Quando um casal se precipita na intimidade, priva-se de um passo crucial – construir um “contentor emocional”. Este é um espaço onde se pode ser vulnerável, falar de medos e desejos sem correr o risco de ser rejeitado por causa da falta de jeito na cama.

A longo prazo, os casais que fizeram uma pausa apresentam níveis mais elevados de satisfação na relação. A razão é simples: já aprenderam a falar antes de aprenderem a interagir fisicamente, o que constrói uma competência sustentável para a resolução de conflitos.

É claro que a regra rígida não funciona para toda a gente e para todos os casais, mas o próprio princípio de “abrandar” é universal. Se uma pessoa se vai embora só porque não conseguiu sexo no segundo encontro, não estava à procura de uma relação, estava à procura de acesso.

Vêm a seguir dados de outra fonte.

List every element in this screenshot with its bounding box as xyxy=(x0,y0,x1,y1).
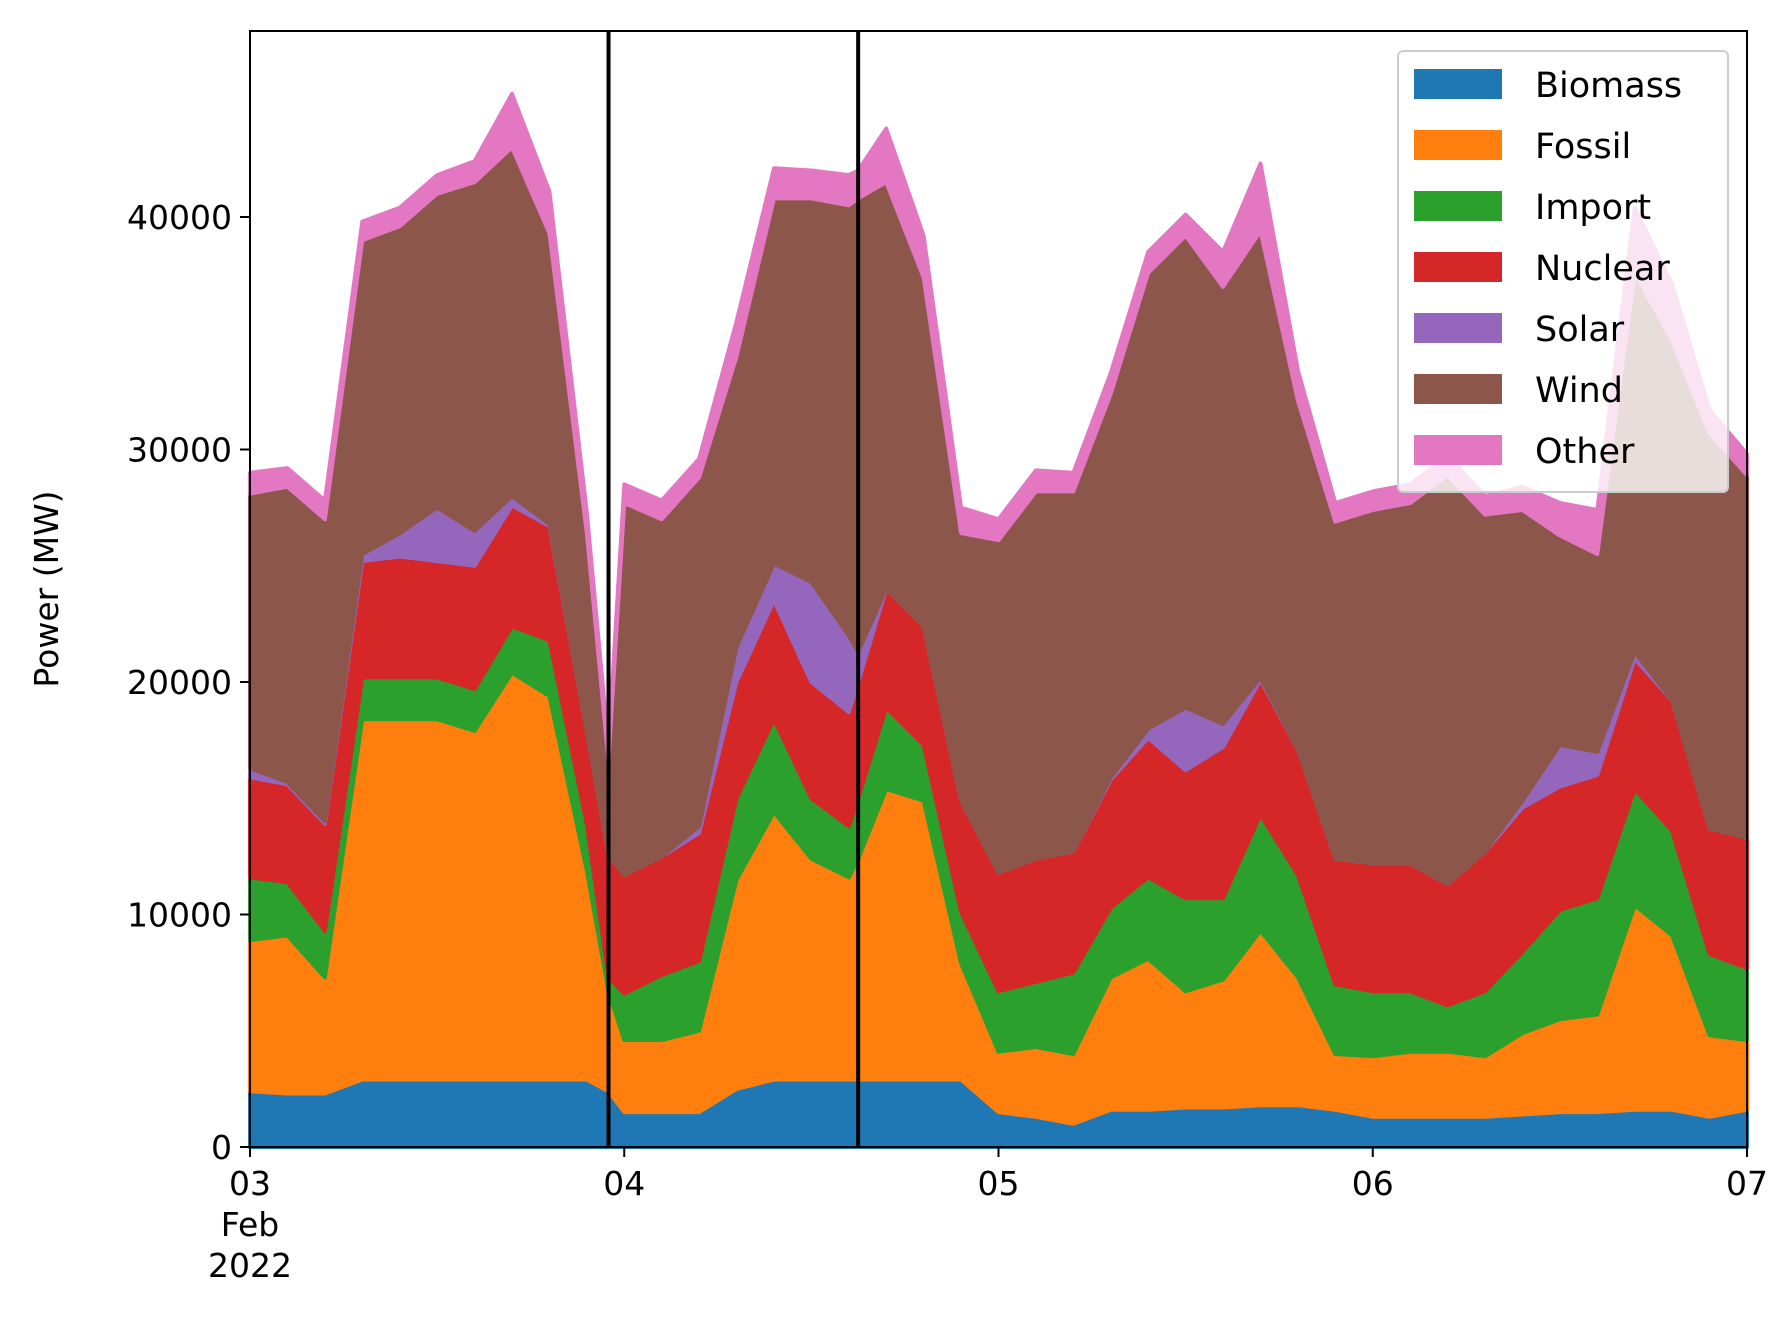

É importante compreender: a recusa de intimidade rápida não é um castigo para o parceiro nem um teste “aos piolhos”. Trata-se de respeitar os seus próprios limites e de perceber que o seu corpo não é um instrumento para o impedir.

Os psicólogos comparam o sexo precoce com o lançamento dos alicerces de uma casa que ainda não foi construída. Quando os alicerces são lançados à pressa, as paredes racham com a primeira carga doméstica.

Saber dizer “não” no início da viagem aumenta, paradoxalmente, as hipóteses de um “sim” forte no futuro. É um filtro que elimina os companheiros de viagem aleatórios e deixa apenas aqueles que realmente precisam de si, não do seu corpo ou estatuto.